Майя Алексеевна никогда не стала бы покоряться. Мне даже стыдно идти на ее могилу. И без того все время слышится чей-то упрек: «Неужели ты привыкнешь ко всему чужому и будешь терпеть? Как же это так? Ведь тебе всегда казалось в мечтах, что ты будешь гордой и мужественной и нужной людям и что твоя жизнь будет красивой, сильной и чистой!»… До сих пор я жила с таким чувством, словно только что выкупалась и, свежая, бегу по траве, а надо мной в небе носятся стрижи и ласточки.
И всюду — простор… И дальше, до самой смерти, все будет таким удивительным, интересным, важным…
И вот теперь это кончилось. Сама себе кажешься жалкой, будто стоишь на коленях и вокруг тебя одна только подлость, кровь, грязь…
Миша Смолинцев ушел от всего этого. Он смелый. Вероятно, это и есть самое большое счастье — быть смелым, не покоряться ничему.
Я уже давно собиралась сходить на могилу Майи Алексеевны. Пробралась через лаз, проделанный еще раньше мальчишками. Нарвала цветов с помятой клумбы и положила их на земляной бугорок. Было ужасно грустно. Потом я не удержалась, чтобы не зайти на наш школьный двор. Он сильно зарос за эти дни травой. Деревянная панелька почти совсем не видна. Я все боялась наткнуться на убитого немца, но его, должно быть, убрали.
Непередаваемое чувство охватило меня. Я долго не могла оттуда уйти. Как странно и грустно было видеть следы нашей счастливой беспечности.
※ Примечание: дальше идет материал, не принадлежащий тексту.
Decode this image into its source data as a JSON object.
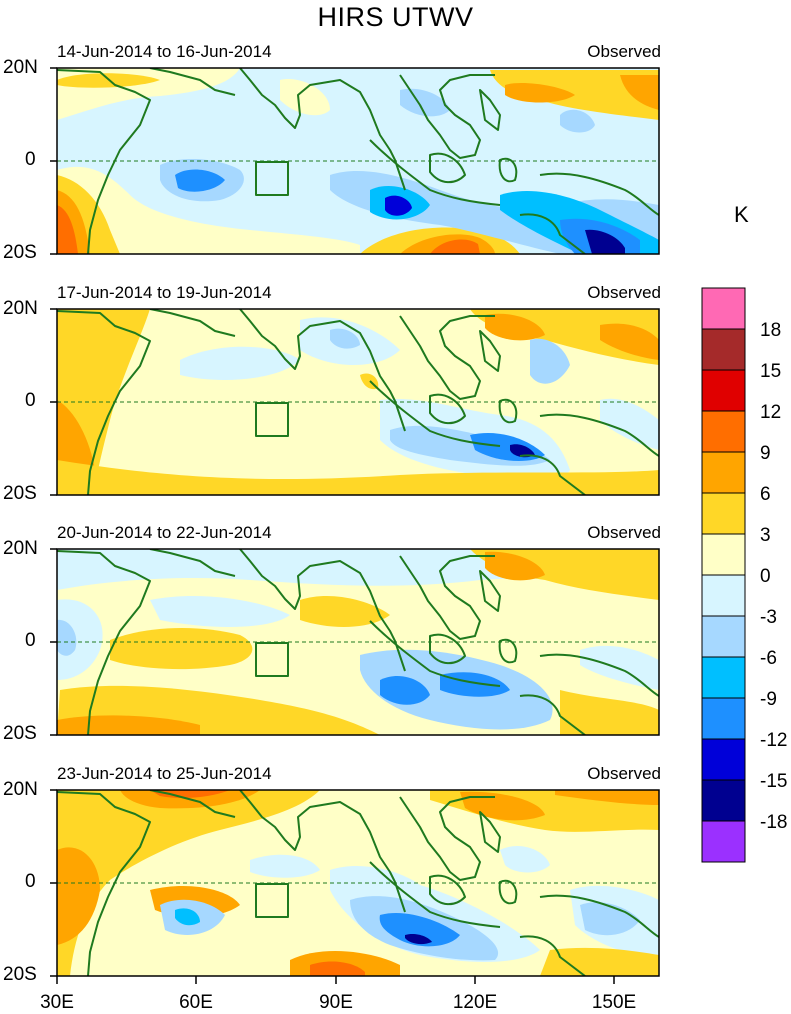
{
  "title": "HIRS UTWV",
  "panels": [
    {
      "date_range": "14-Jun-2014 to 16-Jun-2014",
      "label": "Observed"
    },
    {
      "date_range": "17-Jun-2014 to 19-Jun-2014",
      "label": "Observed"
    },
    {
      "date_range": "20-Jun-2014 to 22-Jun-2014",
      "label": "Observed"
    },
    {
      "date_range": "23-Jun-2014 to 25-Jun-2014",
      "label": "Observed"
    }
  ],
  "lat_labels": [
    "20N",
    "0",
    "20S"
  ],
  "lon_labels": [
    "30E",
    "60E",
    "90E",
    "120E",
    "150E"
  ],
  "colorbar": {
    "unit": "K",
    "colors": [
      "#ff69b4",
      "#a52a2a",
      "#e00000",
      "#ff6e00",
      "#ffa500",
      "#ffd727",
      "#ffffc7",
      "#d7f5ff",
      "#a6d8ff",
      "#00bfff",
      "#1e90ff",
      "#0000d9",
      "#000090",
      "#9b30ff"
    ],
    "labels": [
      "18",
      "15",
      "12",
      "9",
      "6",
      "3",
      "0",
      "-3",
      "-6",
      "-9",
      "-12",
      "-15",
      "-18"
    ]
  }
}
Даже эти нацарапанные гвоздями и мелом нелепые надписи на стене сарая. Как необычно они выглядят теперь.
«Нинка Сорокина — воображала!» (Воображала, конечно, не в смысле глагола, а в смысле существительного). «Вовка — пищетрест». Это про толстого Симанкова. Где-то он теперь? Где вообще все наши ребята? Большинство из них даже не представляют того, что здесь произошло.
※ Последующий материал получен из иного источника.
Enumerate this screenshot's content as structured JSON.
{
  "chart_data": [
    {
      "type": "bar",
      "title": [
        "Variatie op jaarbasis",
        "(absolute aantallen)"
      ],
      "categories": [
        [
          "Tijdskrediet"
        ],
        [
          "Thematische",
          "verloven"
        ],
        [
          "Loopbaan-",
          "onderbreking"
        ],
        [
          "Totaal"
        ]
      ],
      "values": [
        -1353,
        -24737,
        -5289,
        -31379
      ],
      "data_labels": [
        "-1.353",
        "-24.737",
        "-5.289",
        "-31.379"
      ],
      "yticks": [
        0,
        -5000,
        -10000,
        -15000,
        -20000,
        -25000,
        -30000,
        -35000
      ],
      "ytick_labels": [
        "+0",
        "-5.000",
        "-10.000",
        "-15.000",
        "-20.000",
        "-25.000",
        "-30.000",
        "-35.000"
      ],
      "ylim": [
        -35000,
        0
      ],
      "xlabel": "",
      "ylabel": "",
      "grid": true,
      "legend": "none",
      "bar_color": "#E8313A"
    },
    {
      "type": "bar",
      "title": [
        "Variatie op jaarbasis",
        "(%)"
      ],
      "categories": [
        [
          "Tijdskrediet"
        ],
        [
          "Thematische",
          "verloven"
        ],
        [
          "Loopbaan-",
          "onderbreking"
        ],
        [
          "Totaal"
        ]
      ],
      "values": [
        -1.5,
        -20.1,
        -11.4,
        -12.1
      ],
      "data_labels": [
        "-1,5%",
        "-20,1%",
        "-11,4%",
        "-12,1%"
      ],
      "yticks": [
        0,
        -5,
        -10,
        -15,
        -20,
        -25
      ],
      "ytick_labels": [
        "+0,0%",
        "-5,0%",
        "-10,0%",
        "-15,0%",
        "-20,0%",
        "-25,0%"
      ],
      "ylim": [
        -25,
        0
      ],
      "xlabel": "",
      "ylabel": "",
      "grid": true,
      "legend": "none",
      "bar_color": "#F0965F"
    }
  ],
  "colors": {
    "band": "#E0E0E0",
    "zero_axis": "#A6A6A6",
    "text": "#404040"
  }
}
А на штабеле дров (признаться, я не замечала этого раньше) выведено мелом: Т. Т. + М. С.= и дальше сердце, пробитое стрелой. Подумать только! Интересно, чье это сердце — мое или Смолинцева? Безусловно, проделки Сони Огородниковой. Ей самой нравился Смолинцев, она даже волновалась, когда Смолинцев отвечал у доски урок. А мы лишь ходили с ним вместе домой, и больше ничего. Сначала я хотела стереть эту надпись, но потом решила: пусть остается. Все равно никто уже не видит ее тут и никому нет дела до каких-то «Т. Т. и М. С.» и до их отношений друг к другу.
Да, отвлеклась и забыла написать про главное: там, в углу, у самого забора теперь небольшой аккуратный холмик и над ним невысокий крест с набитой дощечкой. С первого взгляда я поняла, что это могила немецкая, чужая. Это видно по тому, как сделан холмик — четырехугольный, маленький, — и как сколочен крест, всего из двух перекладин — добротно и рационально.
Я подошла поближе. Надпись на доске действительно на немецком языке. Но имена читать легко. Похоронен Генрих Георг Клемме, лейтенант, 1914–1941 гг.
Всю дорогу обратно я думала об этом имени. Мне не терпелось проверить у папы: ведь того пленного тоже звали Генрих!